24. Dans ces conditions, et sans qu'il y ait lieu de sursoir à statuer dans l'attente de la décision à venir sur appel du jugement rendu le 3 juin 2025 par le tribunal judiciaire de Périgueux, il convient de rejeter la demande de provision des consorts [E], l'ordonnance entreprise étant confirmée de ce chef.

Sur les autres demandes

25. Succombant principalement en leur recours, les consorts [E] supporteront les dépens d'appel et seront équitablement condamnés à payer in solidum la somme de 2 000 euros à la société AJC + sur le fondement des dispositions de l'article 700 du code de procédure civile.

PAR CES MOTIFS

La cour, statuant publiquement, contradictoirement, en dernier ressort :

Infirme partiellement l'ordonnance entreprise en ce qu'elle a rejeté la demande de résiliation du bail commercial conclu le 1er octobre 2010 entre, d'une part, Mme [D] [E], Mme [P] [E] et M. [Z] [E], et, d'autre part, L'EURL AJC+,

Statuant à nouveau dans cette limite,

Constate l'acquisition de la clause de résiliation de plein droit du bail liant les parties à la date du 08 février 2025,

Confirme l'ordonnance entreprise pour le surplus,

Y ajoutant,

Condamne in solidum Mmes [D] et [P] [E] et M. [E] aux dépens d'appel,

Condamne in solidum Mmes [D] et [P] [E] et M. [E] à payer à la société AJC + la somme de 2 000 euros à la société AJC + sur le fondement des dispositions de l'article 700 du code de procédure civile.
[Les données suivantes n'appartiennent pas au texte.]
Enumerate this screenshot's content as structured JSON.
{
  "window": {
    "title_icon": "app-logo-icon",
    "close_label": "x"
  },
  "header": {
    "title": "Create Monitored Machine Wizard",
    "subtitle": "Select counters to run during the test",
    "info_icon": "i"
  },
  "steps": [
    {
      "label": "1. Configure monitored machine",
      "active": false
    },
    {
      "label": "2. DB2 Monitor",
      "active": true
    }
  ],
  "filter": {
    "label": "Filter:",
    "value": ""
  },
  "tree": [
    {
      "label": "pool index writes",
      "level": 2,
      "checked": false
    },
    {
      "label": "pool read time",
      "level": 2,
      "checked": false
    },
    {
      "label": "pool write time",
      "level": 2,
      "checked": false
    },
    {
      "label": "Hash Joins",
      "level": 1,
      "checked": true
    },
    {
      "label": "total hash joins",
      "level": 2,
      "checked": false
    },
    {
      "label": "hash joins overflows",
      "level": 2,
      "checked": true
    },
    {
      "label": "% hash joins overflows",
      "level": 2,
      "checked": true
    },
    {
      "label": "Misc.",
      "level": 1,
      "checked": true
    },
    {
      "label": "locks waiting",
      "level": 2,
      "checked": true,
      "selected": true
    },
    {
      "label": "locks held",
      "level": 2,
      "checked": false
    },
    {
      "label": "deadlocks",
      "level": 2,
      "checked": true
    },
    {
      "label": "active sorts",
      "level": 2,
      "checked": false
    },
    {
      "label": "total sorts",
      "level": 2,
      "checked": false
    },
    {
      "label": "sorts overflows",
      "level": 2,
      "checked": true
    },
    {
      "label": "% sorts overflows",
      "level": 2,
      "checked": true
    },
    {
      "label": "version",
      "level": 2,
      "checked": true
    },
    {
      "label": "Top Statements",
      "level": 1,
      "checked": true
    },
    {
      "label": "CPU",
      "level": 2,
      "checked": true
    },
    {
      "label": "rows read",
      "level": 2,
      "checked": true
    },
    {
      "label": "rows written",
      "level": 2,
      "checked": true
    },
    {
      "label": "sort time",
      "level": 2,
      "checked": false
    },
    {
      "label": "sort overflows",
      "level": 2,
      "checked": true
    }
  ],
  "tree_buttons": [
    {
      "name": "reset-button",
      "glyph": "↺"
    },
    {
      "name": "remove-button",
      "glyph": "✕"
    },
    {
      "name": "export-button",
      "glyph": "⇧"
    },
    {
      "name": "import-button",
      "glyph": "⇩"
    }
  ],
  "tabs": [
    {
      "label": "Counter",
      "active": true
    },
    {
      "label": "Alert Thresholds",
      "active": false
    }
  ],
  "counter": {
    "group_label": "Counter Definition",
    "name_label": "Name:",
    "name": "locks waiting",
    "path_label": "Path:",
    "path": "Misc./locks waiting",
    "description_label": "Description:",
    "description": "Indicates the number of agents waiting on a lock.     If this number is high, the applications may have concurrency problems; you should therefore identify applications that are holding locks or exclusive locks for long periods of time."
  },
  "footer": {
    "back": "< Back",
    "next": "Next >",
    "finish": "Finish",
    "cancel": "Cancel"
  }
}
Le présent arrêt a été signé par Monsieur Jean-Pierre FRANCO, président, et par Monsieur Hervé GOUDOT, greffier, auquel la minute de la décision a été remise par le magistrat signataire.

Le Greffier Le Président

La République française, au nom du peuple français, mande et ordonne à tous commissaires de justice, sur ce requis, de mettre le dit arrêt à exécution, aux procureurs généraux et aux procureurs de la République près les tribunaux judiciaires d'y tenir la main, à tous commandants et officiers de la force publique de prêter main forte lorsqu'ils en seront légalement requis. En foi de quoi, le présent arrêt a été signé par le président et le greffier.